Exeter, United Kingdom: The use of cannabinoids long-term by patients with multiple sclerosis significantly ameliorates pain and improves mobility compared to placebo, according to clinical trial data presented last week at the annual meeting of the British Association for the Advancement of Science.
The findings, which are expected to be published shortly, are based on the results of a 52-week follow up trial of more than 500 multiple sclerosis patients. Initial results of the double-blind, placebo-controlled trial after 15 weeks previously appeared in the British medical journal, The Lancet, in 2003.
Lead researcher John Zajick of the Peninsula Medical School at the Universities of Exeter and Plymouth in Britain said that the follow up trial showed that patients gained significantly greater relief of disabling symptoms after one year of cannabinoid therapy than they did after 15 weeks. Patients received either oral THC, a cannabis extract, or placebo in the study.
“In the short-term study, there was some evidence of cannabinoids alleviating symptoms of multiple sclerosis; in the longer term there is a suggestion of a more useful beneficial effect, which was not clear at the initial stage,” Zajick said in a statement.
Speaking at the Third National Clinical Conference on Cannabis Therapeutics in May, Geoffrey Guy, Executive Chairman of GW Pharmaceuticals, said that long-term human trials on cannabis extracts and MS performed by the company had also shown cannabinoids to provide patients with sustained relief – perhaps by inhibiting disease progression.
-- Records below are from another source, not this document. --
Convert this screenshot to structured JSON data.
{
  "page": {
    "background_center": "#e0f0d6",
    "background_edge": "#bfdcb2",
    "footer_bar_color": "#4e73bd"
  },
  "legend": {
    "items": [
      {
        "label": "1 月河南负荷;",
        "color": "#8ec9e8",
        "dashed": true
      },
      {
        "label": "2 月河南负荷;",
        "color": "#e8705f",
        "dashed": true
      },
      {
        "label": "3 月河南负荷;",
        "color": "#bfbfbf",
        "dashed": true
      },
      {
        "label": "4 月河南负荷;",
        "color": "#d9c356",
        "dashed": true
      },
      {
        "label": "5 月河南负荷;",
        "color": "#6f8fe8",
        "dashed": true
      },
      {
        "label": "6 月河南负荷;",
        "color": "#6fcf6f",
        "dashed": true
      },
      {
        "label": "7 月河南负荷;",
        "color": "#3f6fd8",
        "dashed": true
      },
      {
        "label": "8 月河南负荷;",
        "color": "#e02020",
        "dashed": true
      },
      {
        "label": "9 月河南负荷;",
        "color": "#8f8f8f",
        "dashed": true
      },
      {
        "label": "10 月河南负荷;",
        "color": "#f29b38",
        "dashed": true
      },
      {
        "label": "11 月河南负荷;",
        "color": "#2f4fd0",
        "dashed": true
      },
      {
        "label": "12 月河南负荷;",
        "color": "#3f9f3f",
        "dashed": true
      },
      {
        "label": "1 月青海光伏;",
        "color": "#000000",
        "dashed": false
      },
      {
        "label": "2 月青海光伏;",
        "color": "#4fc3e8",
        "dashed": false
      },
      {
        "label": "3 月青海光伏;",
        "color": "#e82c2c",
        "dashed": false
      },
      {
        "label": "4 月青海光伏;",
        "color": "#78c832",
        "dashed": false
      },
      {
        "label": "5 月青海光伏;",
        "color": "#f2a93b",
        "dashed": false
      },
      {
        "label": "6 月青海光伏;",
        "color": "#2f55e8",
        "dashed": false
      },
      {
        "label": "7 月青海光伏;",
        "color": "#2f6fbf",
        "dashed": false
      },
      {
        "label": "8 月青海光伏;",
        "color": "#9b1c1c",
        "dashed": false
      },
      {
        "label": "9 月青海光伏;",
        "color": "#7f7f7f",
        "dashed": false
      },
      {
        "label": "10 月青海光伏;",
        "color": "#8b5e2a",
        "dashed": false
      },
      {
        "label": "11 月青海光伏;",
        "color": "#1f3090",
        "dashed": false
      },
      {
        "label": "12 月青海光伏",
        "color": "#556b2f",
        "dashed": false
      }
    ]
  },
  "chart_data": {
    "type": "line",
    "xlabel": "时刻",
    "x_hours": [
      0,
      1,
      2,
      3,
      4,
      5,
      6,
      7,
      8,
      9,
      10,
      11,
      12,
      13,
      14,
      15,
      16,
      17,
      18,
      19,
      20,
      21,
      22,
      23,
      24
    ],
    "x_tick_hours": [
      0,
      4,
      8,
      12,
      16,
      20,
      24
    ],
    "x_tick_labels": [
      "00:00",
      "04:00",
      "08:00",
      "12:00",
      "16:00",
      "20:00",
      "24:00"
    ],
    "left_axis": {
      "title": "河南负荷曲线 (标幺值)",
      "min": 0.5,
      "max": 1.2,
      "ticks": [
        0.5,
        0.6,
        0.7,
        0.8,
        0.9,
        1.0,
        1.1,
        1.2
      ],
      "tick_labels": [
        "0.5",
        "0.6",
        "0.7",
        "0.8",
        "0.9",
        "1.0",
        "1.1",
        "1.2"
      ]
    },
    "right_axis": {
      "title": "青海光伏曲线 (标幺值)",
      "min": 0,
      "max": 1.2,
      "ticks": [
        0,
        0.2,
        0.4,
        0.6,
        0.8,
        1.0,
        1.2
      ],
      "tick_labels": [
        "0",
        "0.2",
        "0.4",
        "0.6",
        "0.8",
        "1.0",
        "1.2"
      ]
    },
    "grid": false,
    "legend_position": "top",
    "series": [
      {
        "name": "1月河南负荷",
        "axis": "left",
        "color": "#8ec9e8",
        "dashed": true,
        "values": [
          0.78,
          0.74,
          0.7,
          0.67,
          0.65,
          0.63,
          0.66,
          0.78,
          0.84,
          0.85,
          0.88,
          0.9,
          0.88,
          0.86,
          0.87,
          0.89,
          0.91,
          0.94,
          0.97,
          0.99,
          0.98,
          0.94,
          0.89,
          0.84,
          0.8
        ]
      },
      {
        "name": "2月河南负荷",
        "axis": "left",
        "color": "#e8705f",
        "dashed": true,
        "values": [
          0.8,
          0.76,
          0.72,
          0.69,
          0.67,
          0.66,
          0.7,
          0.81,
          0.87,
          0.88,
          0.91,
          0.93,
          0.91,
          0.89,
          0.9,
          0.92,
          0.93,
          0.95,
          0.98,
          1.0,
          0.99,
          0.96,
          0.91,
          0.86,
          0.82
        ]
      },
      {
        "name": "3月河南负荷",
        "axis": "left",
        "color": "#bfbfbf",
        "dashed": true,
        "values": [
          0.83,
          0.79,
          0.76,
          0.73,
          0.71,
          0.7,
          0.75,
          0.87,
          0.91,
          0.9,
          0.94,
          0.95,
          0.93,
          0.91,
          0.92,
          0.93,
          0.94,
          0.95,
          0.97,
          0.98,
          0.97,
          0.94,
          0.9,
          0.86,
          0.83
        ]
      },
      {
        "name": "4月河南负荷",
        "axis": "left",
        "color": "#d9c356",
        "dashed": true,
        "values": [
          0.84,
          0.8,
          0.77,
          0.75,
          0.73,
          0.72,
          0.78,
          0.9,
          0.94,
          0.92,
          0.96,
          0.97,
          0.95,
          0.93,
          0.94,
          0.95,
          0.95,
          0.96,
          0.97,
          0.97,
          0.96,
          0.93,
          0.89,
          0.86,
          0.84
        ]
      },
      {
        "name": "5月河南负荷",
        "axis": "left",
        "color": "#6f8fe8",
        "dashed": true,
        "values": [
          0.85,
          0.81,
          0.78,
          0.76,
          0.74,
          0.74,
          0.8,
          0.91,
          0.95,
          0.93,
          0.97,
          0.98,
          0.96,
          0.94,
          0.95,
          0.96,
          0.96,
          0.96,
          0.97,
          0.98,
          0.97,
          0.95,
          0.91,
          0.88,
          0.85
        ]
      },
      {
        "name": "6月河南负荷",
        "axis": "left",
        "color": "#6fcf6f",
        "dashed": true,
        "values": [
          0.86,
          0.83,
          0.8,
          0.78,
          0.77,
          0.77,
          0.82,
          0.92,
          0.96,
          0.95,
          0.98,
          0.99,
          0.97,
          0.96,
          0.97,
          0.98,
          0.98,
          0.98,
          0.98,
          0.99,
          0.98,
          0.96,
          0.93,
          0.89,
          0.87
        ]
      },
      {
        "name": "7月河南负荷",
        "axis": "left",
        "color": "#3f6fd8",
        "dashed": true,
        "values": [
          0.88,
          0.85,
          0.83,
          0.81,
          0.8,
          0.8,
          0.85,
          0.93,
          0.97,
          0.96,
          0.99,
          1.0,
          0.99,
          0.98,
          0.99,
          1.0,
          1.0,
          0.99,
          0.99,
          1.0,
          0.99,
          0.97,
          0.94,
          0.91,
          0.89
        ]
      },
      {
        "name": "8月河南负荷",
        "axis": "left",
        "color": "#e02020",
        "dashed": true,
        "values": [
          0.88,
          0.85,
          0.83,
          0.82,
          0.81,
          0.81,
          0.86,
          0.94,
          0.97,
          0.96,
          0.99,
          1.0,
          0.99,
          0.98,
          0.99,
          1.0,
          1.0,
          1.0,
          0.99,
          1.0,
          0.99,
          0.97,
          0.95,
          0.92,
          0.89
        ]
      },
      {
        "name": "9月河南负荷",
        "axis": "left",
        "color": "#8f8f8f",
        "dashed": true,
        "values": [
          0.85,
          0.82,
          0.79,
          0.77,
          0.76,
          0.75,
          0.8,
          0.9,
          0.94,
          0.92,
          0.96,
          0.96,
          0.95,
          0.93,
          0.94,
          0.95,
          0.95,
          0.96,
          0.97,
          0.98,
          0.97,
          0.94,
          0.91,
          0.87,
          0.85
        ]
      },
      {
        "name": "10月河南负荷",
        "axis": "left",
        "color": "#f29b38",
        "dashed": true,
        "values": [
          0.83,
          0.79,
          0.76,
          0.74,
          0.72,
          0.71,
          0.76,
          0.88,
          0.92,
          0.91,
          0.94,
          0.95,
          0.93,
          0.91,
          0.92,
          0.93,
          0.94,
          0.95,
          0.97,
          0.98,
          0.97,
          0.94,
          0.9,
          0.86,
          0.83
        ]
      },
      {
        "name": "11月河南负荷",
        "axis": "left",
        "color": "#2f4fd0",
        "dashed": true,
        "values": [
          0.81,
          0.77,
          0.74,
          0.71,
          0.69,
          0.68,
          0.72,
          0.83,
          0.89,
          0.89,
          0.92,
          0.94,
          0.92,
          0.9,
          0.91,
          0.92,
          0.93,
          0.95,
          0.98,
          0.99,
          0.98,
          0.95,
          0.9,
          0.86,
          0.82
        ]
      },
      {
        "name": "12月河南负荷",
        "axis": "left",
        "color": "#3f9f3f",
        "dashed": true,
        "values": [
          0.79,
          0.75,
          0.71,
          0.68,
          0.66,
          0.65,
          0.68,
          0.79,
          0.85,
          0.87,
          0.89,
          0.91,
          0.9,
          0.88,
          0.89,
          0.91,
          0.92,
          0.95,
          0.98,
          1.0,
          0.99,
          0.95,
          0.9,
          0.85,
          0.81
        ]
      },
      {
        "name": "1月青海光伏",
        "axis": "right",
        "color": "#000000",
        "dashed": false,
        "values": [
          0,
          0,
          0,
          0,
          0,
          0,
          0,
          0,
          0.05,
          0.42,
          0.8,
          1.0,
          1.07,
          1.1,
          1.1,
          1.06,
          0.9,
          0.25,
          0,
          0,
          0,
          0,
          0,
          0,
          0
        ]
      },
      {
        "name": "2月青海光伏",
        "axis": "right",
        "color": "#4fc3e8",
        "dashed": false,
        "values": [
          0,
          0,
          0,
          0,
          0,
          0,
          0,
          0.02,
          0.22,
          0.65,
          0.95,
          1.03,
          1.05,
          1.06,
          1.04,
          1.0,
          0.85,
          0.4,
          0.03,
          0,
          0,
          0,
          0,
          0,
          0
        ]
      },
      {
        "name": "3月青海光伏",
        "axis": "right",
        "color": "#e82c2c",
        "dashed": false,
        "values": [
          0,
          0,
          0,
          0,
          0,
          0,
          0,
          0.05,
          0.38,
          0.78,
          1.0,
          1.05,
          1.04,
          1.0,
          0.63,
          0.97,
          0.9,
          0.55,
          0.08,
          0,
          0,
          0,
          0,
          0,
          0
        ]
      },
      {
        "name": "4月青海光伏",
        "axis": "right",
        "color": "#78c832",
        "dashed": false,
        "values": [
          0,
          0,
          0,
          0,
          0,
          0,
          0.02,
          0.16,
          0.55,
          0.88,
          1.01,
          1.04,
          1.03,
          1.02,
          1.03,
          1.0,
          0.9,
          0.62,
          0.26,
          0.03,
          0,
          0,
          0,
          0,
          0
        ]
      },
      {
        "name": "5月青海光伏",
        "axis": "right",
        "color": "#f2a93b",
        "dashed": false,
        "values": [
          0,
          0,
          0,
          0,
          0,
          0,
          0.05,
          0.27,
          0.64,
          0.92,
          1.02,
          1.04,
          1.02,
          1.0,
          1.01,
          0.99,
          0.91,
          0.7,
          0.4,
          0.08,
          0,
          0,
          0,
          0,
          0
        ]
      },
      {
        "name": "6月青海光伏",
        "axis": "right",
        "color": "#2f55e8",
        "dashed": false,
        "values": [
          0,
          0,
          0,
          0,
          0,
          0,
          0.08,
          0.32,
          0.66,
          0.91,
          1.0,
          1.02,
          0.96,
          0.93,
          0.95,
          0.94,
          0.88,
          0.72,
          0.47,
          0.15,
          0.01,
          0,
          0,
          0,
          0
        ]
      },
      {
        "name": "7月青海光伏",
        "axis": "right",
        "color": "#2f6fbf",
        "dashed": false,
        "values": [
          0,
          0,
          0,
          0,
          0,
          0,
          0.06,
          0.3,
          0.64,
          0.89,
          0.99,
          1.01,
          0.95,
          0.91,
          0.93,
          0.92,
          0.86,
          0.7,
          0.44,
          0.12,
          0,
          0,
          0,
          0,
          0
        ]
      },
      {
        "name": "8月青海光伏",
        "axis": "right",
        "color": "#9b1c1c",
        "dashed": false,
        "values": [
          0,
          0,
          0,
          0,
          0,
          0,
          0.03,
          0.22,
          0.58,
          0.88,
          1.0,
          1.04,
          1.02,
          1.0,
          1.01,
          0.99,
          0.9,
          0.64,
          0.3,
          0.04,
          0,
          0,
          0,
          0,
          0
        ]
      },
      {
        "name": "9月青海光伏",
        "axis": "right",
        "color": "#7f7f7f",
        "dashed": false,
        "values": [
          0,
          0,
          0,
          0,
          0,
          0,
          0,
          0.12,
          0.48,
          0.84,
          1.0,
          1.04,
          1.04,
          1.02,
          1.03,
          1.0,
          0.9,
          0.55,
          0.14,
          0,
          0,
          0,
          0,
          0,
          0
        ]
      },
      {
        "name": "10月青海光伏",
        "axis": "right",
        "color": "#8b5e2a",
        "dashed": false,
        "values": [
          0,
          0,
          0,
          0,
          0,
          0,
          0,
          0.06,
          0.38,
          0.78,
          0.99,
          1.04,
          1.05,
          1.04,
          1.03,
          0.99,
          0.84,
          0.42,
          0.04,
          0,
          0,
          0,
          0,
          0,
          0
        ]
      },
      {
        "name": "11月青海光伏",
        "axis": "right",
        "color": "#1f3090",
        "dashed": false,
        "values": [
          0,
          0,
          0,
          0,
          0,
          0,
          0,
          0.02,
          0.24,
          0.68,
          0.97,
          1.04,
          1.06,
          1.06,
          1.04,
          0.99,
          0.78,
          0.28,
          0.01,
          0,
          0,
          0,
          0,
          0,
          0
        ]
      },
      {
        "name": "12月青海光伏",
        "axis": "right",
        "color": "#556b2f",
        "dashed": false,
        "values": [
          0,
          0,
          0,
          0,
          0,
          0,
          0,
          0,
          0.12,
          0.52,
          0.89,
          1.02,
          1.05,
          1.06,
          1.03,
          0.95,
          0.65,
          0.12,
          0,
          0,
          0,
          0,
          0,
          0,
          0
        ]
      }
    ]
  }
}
Guy noted that patients in GW’s long-term trials have continued to experience relief from the disease without significantly increasing their intake of cannabinoids. Multiple Sclerosis is a progressively debilitating disease and these results would be unlikely unless cannabinoids are modifying the course of the disease, Guy speculated.
Clinical trial data performed on an animal model of multiple sclerosis has previously shown cannabinoids to possess such neuroprotective effects.